Bogor, Warta.id - Pentingnya peran serta masyarakat, dalam upaya Pemberantasan Korupsi di Indonesia. Pemberantasan korupsi tidak akan pernah berhasil tanpa adanya peran serta masyarakat. Salah satu bentuk peranan yang bisa dilakukan masyarakat adalah melaporkan dugaan tindak pidana korupsi. Dengan sistem pengaduan atau whistleblowing system (WBS) yang baik, korupsi akan terdeteksi dan pelakunya bisa ditindak tegas.
"Lihat, Lawan, Laporkan!" bukanlah jargon semata, tapi sebuah strategi pemberantasan korupsi yang efektif. Masyarakat yang mendapati tindak korupsi sudah seharusnya melawan dan menentangnya. Tidak hanya itu, mereka juga harus melaporkannya ke KPK atau aparat penegak hukum lainnya.
Pengaduan masyarakat terbukti ampuh dalam menjerat para koruptor. Bahkan, hampir seluruh operasi tangkap tangan atau OTT oleh KPK adalah hasil dari pengaduan masyarakat. Karena itulah para pelapor korupsi adalah aset penting yang wajib dilindungi keamanannya oleh negara.
Pemerintah Indonesia telah mengatur beberapa dasar hukum untuk pengaduan tindak pidana korupsi atau pelanggaran wewenang lainnya. Di antaranya adalah Peraturan Presiden Nomor 76 Tahun 2013 tentang Pengelolaan Pengaduan Pelayanan Publik. Perpres ini mengatur secara umum mengenai pengelolaan pengaduan, pemantauan dan evaluasinya.
Dasar hukum lainnya adalah Peraturan Pemerintah Republik Indonesia Nomor 43 Tahun 2018 tentang Tata Cara Pelaksanaan Peran Serta Masyarakat dan Pemberian Penghargaan dalam Pencegahan dan Pemberantasan Tindak Pidana Korupsi, Undang-undang Nomor 25 Tahun 2009 tentang Pelayanan Publik, dan PP No. 96 Tahun 2012 tentang Pelaksanaan UU No. 25 Tahun 2009 tentang Pelayanan Publik.
Baca juga:
Gugatan Mahasiswa UKI Ditolak oleh MK
|
Perlindungan pelapor atau whistleblower juga diatur dalam undang-undang Indonesia, yaitu pada Undang Nomor 31 Tahun 2014 tentang Perubahan atas Undang-Undang Nomor 13 Tahun 2006. Dalam UU tersebut diatur mengenai kewajiban negara dalam memberikan perlindungan keamanan terhadap diri pribadi saksi, korban, atau pelapor, beserta keluarga, serta harta bendanya.
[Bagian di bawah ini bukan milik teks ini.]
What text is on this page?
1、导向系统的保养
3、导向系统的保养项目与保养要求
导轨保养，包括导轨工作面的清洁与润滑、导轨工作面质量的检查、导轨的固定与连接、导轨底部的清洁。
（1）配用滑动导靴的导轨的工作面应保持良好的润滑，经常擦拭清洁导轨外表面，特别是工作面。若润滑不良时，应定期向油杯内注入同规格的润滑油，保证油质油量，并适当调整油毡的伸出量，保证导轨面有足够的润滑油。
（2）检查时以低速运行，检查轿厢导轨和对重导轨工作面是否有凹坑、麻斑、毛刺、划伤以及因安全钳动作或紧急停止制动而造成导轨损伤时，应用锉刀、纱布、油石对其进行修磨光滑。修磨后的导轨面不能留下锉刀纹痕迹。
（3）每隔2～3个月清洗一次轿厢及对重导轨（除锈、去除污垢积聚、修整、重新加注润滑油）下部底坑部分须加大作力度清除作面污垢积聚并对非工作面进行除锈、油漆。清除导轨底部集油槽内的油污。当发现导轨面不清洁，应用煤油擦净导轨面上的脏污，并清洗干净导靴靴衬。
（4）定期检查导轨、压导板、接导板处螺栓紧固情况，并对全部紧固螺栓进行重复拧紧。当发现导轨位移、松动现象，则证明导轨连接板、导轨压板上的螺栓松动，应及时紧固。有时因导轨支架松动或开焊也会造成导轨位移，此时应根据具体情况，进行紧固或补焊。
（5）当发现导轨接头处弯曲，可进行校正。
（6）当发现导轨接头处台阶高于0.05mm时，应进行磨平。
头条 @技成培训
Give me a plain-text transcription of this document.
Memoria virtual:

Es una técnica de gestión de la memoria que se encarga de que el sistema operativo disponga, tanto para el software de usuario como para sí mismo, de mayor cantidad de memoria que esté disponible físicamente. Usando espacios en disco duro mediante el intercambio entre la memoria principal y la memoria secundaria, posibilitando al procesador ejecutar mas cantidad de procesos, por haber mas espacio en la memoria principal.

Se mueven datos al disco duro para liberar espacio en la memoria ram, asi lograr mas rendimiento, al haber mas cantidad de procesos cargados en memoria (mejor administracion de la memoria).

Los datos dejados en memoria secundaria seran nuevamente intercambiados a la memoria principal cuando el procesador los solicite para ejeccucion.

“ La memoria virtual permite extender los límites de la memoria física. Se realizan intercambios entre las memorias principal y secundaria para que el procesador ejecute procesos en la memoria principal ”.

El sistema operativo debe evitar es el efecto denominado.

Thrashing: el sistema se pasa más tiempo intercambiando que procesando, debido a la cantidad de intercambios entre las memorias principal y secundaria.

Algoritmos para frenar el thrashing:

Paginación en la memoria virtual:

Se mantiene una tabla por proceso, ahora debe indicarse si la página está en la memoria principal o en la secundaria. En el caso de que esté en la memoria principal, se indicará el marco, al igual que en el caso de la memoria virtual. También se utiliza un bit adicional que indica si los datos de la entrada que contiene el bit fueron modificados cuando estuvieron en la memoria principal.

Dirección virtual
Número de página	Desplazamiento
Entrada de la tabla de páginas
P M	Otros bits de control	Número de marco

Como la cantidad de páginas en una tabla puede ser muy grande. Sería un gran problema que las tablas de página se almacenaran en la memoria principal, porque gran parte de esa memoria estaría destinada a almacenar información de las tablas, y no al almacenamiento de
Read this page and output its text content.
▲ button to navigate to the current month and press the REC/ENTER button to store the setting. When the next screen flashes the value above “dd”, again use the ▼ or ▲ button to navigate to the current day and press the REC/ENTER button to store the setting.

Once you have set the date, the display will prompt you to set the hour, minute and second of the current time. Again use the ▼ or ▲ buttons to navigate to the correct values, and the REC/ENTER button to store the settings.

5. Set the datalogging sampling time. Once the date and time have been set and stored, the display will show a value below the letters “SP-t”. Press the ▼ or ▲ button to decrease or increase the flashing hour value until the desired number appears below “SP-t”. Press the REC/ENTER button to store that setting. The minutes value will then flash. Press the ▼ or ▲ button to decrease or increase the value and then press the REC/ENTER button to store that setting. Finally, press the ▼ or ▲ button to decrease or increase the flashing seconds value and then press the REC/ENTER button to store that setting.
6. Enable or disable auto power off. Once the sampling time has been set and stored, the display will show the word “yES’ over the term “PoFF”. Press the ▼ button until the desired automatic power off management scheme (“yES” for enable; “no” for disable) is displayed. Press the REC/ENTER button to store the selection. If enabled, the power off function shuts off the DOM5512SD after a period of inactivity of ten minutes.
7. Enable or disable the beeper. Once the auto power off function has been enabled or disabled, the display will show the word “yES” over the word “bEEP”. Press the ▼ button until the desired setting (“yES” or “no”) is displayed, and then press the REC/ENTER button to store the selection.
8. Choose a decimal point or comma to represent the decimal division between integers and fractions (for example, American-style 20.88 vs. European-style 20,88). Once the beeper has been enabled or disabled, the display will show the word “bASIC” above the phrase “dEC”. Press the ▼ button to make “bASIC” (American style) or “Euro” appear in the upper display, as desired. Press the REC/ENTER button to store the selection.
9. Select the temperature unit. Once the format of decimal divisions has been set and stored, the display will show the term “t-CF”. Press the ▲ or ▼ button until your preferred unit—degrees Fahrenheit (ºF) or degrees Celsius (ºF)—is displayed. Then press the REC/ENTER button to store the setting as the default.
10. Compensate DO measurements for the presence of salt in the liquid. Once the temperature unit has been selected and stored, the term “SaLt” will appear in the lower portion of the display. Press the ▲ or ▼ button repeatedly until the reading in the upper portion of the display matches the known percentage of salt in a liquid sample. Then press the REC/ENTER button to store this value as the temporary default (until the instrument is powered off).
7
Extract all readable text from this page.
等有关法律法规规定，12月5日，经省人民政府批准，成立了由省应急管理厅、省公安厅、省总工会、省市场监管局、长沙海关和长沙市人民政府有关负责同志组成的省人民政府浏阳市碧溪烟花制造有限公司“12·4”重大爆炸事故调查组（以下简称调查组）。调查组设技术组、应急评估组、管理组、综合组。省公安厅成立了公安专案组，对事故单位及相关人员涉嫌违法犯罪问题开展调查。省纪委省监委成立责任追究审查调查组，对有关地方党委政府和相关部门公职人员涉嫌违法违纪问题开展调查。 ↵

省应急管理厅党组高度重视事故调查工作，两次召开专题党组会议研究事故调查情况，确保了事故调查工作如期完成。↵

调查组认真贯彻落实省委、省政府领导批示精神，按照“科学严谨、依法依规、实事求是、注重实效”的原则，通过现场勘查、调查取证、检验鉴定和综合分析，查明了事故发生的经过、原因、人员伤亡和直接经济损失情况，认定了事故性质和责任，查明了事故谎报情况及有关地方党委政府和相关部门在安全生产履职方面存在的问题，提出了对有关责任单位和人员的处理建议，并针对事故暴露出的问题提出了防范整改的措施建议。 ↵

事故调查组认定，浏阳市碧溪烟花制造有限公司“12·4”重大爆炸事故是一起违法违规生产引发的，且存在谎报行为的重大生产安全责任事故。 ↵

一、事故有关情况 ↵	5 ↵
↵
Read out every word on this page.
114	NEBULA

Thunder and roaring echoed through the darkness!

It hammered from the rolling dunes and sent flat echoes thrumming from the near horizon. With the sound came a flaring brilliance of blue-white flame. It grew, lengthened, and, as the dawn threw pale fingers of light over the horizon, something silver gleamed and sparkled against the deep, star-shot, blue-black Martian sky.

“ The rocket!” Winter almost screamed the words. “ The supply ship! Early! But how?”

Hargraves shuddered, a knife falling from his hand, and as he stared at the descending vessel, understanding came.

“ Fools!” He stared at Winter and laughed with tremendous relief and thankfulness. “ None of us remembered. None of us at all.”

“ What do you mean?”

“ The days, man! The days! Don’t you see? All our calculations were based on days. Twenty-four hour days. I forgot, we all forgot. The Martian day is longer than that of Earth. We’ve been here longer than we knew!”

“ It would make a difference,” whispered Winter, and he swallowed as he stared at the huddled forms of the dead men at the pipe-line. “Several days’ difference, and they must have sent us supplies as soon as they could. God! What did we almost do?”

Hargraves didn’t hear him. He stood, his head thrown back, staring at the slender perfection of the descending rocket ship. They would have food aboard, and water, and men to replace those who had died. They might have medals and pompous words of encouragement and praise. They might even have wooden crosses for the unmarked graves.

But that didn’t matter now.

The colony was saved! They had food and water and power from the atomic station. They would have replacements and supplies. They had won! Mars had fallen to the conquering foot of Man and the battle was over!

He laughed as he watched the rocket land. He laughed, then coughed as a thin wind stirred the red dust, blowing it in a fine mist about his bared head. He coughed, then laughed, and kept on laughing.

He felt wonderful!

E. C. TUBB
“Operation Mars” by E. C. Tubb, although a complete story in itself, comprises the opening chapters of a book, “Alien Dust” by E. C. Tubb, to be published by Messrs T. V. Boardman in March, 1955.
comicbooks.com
Syarat tersebut di antaranya adalah jelasnya identitas pelapor dan uraian mengenai fakta serta dugaan tindak pidana korupsi. Walau demikian, pelapor juga bisa menyampaikan laporannya secara anonim jika menghendaki.
Perlindungan hukum terhadap pelapor juga diatur dalam PP 43/2018, yaitu dalam bentuk kerahasiaan identitas, kerahasiaan materi laporan, serta pendapat yang disampaikan. Perlindungan secara fisik akan diberikan jika diperlukan agar pelapor merasa aman.
Lantas, dugaan tindak pidana korupsi seperti apa yang bisa dilaporkan ke KPK? Kriteria ini disebutkan dalam Undang-Undang RI No. 19 Tahun 2019 tentang Perubahan Kedua atas UU No. 30 Tahun 2002 tentang KPK, yaitu:
1. Melibatkan aparat penegak hukum, penyelenggara negara, dan orang lain yang ada kaitannya dengan tindak pidana korupsi yang dilakukan oleh Aparat Penegak Hukum atau Penyelenggara Negara; dan/atau
2. Menyangkut kerugian negara paling sedikit Rp1 miliar.
KPK akan menganalisa semua laporan pengaduan masyarakat dan menindaklanjuti apakah laporan tersebut dianggap memenuhi kriteria di atas. Jika kriteria nomor 1 tidak terpenuhi, maka KPK berdasarkan UU wajib melimpahkan kasusnya kepada kepolisian atau kejaksaan.
Di antara bentuk laporan dugaan tindak pidana korupsi yang bagus adalah memenuhi 5W2H (who, what, when, where, why, how, dan how much) dan ada klarifikasi atas informasi tersebut. KPK kemudian akan menindaklanjuti laporan dengan cara melakukan penindakan (pulinfo atau tangkap tangan), mencari informasi tambahan, melakukan upaya pencegahan dan meneruskannya ke unit kerja lain, berkoordinasi dengan instansi lain, dan pengarsipan.